Ukrainians have worried that Russia may pick up its campaign of strikes on energy infrastructures and warned Kyiv would strike back on Russian oil and gas infrastructure.
Energy Minister German Galushchenko said it “would be fair” to target Russia’s oil and gas infrastructure if Ukraine’s power grid came under sustained attacks, in an interview with Politico.
To prepare for the possible attacks on energy facilities — for a second winter — Zelensky said Tuesday that Ukraine had deployed more defense systems.
‘City of hope’
Zelensky also praised his country’s resilience in a message congratulating residents and soldiers for the liberation of Kherson, the capital of the region of the same name.
“Ukraine always comes back — always!” Zelensky said, adding, “when we are united.
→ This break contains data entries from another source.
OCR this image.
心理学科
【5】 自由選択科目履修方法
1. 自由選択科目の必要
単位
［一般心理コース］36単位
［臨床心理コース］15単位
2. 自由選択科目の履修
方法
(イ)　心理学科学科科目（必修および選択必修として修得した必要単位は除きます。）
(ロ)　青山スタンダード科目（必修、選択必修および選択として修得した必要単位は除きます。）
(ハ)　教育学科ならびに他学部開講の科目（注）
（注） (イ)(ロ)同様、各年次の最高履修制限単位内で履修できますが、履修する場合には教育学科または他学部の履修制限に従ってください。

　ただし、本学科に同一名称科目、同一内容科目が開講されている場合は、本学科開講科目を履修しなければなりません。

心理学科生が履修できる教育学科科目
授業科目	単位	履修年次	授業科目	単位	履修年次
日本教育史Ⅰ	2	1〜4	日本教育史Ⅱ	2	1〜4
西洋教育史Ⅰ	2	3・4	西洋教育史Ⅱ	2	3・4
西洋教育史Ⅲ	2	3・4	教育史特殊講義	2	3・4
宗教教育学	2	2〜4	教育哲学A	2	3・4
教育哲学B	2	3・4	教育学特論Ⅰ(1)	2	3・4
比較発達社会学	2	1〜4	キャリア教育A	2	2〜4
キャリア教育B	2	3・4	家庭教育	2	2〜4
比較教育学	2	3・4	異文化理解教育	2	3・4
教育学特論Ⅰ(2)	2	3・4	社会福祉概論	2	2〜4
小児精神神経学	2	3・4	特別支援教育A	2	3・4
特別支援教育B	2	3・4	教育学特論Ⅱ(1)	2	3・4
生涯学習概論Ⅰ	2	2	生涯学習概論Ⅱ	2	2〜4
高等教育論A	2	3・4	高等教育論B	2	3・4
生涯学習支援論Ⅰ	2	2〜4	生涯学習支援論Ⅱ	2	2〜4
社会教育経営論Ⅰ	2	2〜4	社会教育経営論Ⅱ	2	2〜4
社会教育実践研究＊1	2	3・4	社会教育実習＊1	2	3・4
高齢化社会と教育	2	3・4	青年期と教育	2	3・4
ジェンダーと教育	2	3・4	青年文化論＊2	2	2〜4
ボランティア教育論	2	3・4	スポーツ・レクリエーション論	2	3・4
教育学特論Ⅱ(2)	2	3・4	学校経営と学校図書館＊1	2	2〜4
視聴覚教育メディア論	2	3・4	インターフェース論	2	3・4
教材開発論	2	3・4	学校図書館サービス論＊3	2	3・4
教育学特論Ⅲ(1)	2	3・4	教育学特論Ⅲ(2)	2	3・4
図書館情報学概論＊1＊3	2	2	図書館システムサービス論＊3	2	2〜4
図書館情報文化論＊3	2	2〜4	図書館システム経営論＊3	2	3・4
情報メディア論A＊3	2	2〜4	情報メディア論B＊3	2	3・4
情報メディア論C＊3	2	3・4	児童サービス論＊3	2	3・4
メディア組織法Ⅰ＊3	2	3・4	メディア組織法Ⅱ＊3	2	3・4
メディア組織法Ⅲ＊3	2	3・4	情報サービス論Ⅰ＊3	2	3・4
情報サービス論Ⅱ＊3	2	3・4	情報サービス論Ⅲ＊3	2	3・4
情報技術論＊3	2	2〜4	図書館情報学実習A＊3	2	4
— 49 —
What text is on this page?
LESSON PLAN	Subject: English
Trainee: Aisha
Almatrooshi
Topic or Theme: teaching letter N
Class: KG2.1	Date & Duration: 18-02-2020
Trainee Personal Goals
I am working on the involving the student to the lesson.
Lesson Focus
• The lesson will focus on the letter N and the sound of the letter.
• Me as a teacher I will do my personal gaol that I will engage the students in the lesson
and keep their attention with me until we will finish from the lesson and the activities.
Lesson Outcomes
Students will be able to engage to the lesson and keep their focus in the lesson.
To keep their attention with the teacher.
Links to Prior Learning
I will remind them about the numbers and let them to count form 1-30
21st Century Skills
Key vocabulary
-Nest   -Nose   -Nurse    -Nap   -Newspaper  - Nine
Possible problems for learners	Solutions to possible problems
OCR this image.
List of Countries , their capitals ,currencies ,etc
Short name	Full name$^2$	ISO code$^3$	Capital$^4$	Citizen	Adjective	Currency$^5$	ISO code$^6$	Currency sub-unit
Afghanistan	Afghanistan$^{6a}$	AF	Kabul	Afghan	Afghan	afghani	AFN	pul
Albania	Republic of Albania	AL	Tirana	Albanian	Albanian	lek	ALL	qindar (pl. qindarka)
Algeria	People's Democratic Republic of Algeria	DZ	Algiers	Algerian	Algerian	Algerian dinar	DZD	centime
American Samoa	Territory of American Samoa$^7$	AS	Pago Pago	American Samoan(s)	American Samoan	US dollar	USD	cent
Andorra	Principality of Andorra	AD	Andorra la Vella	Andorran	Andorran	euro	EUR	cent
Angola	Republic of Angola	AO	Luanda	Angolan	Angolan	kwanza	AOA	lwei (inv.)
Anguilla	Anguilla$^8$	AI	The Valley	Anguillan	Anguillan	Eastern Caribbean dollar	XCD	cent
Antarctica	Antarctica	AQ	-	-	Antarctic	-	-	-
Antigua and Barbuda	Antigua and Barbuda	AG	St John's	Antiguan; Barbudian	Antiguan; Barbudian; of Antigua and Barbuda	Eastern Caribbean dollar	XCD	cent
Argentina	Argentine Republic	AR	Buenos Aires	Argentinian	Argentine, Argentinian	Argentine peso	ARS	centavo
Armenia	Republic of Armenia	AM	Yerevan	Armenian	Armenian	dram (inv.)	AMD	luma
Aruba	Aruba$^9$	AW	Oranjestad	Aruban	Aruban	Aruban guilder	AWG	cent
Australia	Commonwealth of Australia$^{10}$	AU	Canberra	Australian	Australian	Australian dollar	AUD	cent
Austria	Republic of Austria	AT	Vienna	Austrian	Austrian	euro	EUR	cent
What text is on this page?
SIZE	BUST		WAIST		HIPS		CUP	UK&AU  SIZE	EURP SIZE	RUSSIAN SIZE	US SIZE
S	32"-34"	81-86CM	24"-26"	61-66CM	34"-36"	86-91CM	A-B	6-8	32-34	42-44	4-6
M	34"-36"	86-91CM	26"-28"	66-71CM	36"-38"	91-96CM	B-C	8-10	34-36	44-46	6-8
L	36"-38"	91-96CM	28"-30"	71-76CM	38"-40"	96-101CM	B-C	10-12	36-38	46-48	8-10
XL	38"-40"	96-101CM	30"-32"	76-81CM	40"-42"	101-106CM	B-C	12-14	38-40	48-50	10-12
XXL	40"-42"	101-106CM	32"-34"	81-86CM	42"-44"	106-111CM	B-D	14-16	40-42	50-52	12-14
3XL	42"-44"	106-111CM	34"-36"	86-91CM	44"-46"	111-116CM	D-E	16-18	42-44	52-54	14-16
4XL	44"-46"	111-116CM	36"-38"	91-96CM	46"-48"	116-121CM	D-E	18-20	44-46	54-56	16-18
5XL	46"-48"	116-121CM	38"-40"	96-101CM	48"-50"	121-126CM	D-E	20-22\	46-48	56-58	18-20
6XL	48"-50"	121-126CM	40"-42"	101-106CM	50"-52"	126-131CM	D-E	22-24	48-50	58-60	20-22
And when we unite others.”
Ukrainian forces liberated the southern city of Kherson last November, routing Russian troops in an embarrassing defeat for the Kremlin.
Russian forces based across the river from Kherson city still control swathes of territory and shell towns and villages they retreated from.
Two people died in Kherson and eight others were wounded over the past day, governor Oleksandr Prokudin said.
Russian troops also struck the central part of Kherson in the afternoon, wounding two people, the regional administration said.
On the ground, Ukrainian forces are facing assaults from Russian troops around the eastern frontline town of Avdiivka.
“Our servicemen and women are steadfastly holding the line in the Avdiivka sector,” Ukrainian army commander Oleksandr Tarnavskyi said.
Ukrainian officials said earlier this week they were bracing for a third wave of attacks from Russian forces, which began storming Avdiivka about a month ago.
Further north in the city of Toretsk, two elderly people died “probably as a result of artillery fire,” according to Ukraine’s Prosecutor General.